Merkel und Integrationsgipfel

Willkommen im Kanzleramt

Beim Integrationsgipfel wirbt Angela Merkel für Zuwanderung. Unternehmer mit Migrationshintergrund sollen gleiche Chancen haben.

Im öffentlichen Dienst müsse der Anteil von Migranten steigen, so Merkel. Bild: dpa

BERLIN taz | Eine Exportnation wie Deutschland brauche Fachkräfte aus aller Welt, stellte Angela Merkel am Dienstag nach dem Integrationsgipfel klar. Einwanderung sei deshalb „Chance und Bereicherung“, sagte sie auf der abschließenden Pressekonferenz. Doch Unternehmer ausländischer Herkunft litten oft unter einer „strukturellen Benachteiligung“, etwa bei der Kreditvergabe. Im öffentlichen Dienst müsse der Anteil von Migranten steigen.

Beim sechsten Integrationsgipfel im Kanzleramt ging es um die Zuwanderung aus den EU-Staaten des Südens und die Chancen von Migranten auf dem deutschen Arbeitsmarkt.
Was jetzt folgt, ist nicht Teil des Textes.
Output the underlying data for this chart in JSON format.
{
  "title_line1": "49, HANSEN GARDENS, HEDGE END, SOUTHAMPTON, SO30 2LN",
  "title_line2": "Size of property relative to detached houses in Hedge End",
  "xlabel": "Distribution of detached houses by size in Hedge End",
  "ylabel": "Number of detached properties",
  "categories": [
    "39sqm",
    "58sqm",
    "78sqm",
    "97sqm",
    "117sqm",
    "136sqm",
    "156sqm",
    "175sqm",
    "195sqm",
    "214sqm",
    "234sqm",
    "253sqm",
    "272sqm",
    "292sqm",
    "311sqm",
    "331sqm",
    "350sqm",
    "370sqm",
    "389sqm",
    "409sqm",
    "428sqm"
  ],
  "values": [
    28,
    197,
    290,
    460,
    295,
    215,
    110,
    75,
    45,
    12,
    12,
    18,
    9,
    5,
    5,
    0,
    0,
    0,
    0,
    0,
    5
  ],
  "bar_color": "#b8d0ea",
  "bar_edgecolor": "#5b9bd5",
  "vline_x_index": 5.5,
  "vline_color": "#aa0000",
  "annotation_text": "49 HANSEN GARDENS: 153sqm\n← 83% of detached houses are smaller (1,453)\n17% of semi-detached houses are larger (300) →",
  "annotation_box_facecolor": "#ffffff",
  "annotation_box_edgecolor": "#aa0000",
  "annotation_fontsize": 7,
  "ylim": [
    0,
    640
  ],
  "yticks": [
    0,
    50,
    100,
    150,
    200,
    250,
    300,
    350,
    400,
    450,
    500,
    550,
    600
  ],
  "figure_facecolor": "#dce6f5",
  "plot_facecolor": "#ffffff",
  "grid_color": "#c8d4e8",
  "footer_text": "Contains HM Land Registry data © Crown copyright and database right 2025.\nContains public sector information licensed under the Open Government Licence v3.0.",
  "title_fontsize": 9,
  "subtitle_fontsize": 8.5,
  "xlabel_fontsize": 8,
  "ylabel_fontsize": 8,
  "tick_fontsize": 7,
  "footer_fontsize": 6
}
Angela Merkel nutzte diesen Anlass, um ein selten klares Bekenntnis zur Einwanderung auszusprechen.

Die Krise in Südeuropa und die EU-Osterweiterung haben Deutschland einen Zuwanderungsboom beschert: Mehr als eine Million Menschen sind im vergangenen Jahr hierher gezogen, so viele wie seit 1995 nicht mehr. Die meisten von ihnen sind gut qualifiziert – sogar besser als die deutsche Durchschnittsbevölkerung, wie eine Studie der Bertelsmann-Stiftung jüngst ermittelt hat.

Jörg Dräger vom Stiftungsvorstand warnte jedoch, sich auf dieser Entwicklung auszuruhen: „Deutschland ist vor allem für Nicht-EU-Ausländer zu unattraktiv.“ Nur eine kleine Minderheit der Neuzuwanderer käme von außerhalb der Europäischen Union. „Es kommen zu wenige, und die wenigen bleiben nicht lange genug“, so Dräger.

Ein Punktesystem nach kanadischem Vorbild

FDP-Wirtschaftsminister Philipp Rösler nutzt das Thema, um sich von seinem Koalitionspartner abzusetzen, und fordert die doppelte Staatsbürgerschaft und ein Punktesystem nach kanadischem Vorbild, um Deutschland für Zuwanderer attraktiver zu machen. Der Deutsche Industrie- und Handelskammertag schlägt außerdem vor, in allen größeren Städten Deutschlands „Welcome-Center“ für Einwanderer einzurichten, wie es sie zum Beispiel schon in Hamburg gibt.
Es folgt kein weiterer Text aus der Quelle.